Discovery of new materials by AI makes the explosion speed & efficiency, both "A future where experiments with AI and robot alone will come"
ByUCL Mathematical & Physical Sciences
In the field of material science, for the past hundreds of years, scientists have discovered new materials due to factors such as trial and error, luck and coincidence. However, with the advent of artificial intelligence (AI), the process of discovering new materials is being skipped, so it is expected to make great progress in the future.
How AI is helping us discover materials faster than ever - The Verge
Past researchers in materials science used a method of mixing materials based on experiences and intuitions obtained in the past experiments and observing what is formed when creating new compounds It was. However, as of 2018, instead of using empirical knowledge and intuition, arithmetic processing by databases and computers has been used. It seems that we can predict which material can be produced by combining which materials, and it has become possible to efficiently produce the material.

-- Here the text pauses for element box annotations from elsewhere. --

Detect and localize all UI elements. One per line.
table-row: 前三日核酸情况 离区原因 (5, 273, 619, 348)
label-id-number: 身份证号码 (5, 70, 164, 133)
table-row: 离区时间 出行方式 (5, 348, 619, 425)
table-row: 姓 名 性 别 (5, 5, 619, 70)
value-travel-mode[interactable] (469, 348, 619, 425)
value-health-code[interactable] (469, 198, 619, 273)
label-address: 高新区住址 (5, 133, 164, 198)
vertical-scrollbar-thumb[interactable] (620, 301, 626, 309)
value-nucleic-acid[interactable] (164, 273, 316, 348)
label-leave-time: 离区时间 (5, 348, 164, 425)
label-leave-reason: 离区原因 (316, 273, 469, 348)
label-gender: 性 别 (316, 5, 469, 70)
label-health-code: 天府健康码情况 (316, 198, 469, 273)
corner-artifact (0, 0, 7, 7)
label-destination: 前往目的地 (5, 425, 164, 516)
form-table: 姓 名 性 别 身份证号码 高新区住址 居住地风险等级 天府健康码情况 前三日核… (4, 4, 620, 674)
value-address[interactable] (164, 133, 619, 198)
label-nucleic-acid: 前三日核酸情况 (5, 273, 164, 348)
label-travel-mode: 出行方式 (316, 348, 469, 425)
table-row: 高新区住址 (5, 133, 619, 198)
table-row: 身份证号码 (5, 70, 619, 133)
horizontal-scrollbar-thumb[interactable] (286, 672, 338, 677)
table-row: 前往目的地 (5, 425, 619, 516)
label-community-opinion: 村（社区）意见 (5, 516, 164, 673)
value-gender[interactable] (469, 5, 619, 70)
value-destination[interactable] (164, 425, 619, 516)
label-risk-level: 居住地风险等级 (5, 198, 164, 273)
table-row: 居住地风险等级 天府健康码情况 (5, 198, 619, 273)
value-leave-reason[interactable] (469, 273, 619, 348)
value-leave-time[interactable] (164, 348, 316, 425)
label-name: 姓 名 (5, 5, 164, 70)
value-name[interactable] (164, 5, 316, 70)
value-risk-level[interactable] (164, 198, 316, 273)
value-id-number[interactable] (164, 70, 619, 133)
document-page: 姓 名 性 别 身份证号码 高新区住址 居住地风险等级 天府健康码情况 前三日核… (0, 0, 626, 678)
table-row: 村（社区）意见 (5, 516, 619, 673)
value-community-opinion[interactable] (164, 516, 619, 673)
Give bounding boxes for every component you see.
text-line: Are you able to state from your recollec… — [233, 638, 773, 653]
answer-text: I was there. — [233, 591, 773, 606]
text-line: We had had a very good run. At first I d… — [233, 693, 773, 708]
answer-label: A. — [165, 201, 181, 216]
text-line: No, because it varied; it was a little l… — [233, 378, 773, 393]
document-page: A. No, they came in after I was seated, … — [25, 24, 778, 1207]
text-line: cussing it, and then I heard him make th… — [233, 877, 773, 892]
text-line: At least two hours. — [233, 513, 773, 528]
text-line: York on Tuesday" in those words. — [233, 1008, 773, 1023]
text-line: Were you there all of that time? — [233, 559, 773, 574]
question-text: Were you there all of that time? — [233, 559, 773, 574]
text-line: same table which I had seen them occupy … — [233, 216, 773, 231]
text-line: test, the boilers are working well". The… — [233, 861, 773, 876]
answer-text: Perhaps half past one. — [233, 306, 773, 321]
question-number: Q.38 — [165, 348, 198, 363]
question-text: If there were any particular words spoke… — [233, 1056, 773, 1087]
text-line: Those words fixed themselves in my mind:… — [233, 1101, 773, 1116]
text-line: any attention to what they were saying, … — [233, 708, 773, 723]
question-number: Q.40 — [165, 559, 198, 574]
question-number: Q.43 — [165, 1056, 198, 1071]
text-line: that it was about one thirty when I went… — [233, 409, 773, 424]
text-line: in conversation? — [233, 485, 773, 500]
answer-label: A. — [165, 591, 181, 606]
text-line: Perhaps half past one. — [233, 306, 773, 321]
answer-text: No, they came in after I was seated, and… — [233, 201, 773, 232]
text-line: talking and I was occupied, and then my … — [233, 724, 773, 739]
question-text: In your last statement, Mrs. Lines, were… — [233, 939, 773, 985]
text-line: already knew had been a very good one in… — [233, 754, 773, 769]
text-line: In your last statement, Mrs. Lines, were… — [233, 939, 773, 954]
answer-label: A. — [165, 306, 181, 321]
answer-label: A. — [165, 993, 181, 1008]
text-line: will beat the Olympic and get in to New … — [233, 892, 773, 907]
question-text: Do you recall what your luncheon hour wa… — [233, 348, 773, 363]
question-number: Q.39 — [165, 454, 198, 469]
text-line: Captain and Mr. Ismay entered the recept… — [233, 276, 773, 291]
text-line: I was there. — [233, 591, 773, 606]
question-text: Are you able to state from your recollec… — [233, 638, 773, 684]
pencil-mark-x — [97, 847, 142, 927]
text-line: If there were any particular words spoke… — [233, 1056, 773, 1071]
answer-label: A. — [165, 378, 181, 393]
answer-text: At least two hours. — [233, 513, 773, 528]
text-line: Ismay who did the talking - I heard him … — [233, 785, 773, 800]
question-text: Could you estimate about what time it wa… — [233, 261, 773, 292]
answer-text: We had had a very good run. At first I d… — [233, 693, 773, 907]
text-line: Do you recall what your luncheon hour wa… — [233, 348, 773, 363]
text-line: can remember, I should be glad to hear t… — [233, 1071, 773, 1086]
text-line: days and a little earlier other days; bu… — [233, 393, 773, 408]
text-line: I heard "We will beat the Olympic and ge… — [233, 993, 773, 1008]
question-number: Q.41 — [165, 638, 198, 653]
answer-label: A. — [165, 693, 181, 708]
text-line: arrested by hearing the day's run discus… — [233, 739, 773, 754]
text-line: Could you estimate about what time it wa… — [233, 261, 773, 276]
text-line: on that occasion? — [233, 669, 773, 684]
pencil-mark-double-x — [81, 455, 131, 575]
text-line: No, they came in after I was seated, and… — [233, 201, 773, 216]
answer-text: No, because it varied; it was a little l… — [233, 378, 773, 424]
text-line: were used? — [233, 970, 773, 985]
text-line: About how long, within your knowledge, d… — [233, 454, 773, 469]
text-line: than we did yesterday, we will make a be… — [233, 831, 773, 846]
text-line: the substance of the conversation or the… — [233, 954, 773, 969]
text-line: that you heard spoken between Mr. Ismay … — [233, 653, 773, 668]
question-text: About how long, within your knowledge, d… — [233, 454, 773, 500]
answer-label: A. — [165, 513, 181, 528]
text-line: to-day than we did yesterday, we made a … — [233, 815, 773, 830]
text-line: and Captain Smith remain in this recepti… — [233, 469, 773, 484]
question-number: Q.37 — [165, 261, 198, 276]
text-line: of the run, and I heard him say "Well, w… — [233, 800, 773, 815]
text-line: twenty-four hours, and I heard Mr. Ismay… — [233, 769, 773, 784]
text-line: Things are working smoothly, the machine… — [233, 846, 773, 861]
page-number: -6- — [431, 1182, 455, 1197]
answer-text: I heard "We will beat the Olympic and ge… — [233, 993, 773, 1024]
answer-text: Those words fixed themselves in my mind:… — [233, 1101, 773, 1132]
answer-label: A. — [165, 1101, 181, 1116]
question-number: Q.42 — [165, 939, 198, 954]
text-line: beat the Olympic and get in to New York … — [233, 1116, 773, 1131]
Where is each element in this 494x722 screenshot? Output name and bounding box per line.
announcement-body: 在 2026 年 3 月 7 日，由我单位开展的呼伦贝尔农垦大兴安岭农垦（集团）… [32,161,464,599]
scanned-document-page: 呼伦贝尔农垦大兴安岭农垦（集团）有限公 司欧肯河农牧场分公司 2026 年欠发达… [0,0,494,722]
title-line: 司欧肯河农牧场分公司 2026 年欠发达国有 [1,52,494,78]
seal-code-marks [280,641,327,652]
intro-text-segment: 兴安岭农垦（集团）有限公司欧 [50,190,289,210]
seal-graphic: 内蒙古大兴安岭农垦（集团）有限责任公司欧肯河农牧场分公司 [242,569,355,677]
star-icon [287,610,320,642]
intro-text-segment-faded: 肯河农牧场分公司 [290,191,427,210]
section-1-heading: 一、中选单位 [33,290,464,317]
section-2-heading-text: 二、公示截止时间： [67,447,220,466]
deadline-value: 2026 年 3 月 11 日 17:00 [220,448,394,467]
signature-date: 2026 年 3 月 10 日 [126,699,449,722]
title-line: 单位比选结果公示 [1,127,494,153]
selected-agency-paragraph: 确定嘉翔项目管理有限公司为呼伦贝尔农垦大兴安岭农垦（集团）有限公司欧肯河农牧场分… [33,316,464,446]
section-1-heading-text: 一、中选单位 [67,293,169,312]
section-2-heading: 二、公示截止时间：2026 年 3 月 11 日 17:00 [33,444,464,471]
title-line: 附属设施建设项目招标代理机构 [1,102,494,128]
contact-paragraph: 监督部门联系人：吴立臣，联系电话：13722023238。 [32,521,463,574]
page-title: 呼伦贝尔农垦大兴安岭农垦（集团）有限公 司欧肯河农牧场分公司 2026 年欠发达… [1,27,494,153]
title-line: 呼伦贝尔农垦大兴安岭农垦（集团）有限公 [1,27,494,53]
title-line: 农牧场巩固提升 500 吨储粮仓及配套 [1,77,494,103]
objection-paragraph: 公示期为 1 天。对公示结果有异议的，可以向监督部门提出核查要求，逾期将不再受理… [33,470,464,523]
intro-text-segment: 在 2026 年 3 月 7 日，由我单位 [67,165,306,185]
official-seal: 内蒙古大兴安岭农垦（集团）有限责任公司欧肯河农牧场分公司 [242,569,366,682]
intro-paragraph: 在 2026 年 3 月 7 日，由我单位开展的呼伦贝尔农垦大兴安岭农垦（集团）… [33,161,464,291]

The first example that utilized AI in the field of materials science is the study of Nicolas Marsali of the Swiss Federal Institute of Technology Lausanne et al. Mr. Marzaryi et al.GrapheneWe used a database of compounds to find materials like. Mr. Marzari and others announcedpaperAccording to the AI used in the research, we succeeded in narrowing down to about 2000 materials from more than 100,000 materials registered in the database.
Also, in a study published by a team such as Christopher Wolverton of Northwestern University,Discover how to accelerate the process up to 200 times faster using material AI to generate metallic glassDid. "AI's learning approach is similar to" how people learn new languages ", co-researcher Stanford University explains Apulva Meta. Usually, there are two ways to learn a new language: "Learning grammar rules" and "Listening to someone's story", but the AI used by the research team learned with these two approaches There is that.
In order to let AI learn, the research team first investigated recipes making various kinds of metallic glasses from past published papers, and incorporated the collected recipes as "grammar rules" into machine learning algorithms . Then, it said that this algorithm began to learn independently by which combination of materials produce new metallic glasses. According to Mr. Meter, "This algorithm's self-learning is similar to the way" I want to learn French, go to France and improve the language skills locally. "
Using AI makes it possible to synthesize and test thousands of materials at once, but it is not possible to test all the combinations of the periodic table, no matter how much time is needed Mr. Walberton is talking. In this research, the role of AI was "not to discover new materials, but to narrow down the scope that researchers investigate." For this reason, it does not support that machine learning is all-purpose, but by the proposal from AI, there is no doubt that the research team was able to discover new metallic glasses.
With the advent of AI, the future of materials science seems promising, but the challenges still remain. Mr. Marzali says, "There are errors in predicting computers, we will make predictions with a simple model that does not consider the real world." Originally, although the properties of compounds may change depending on temperature and humidity, it seems that there is a technical problem that these information can not be included in the machine learning algorithm being used.
In addition, Mr. Walberton points out that "Researchers do not have enough data on all compounds" as another issue. In other words, even if the machine learning algorithm is excellent, accurate results can not be obtained because of lack of data in the first place. However, if these problems can be completely overcome, "A human being will not participate in the experiment and the future will experiment with only AI and robots," Walberton said.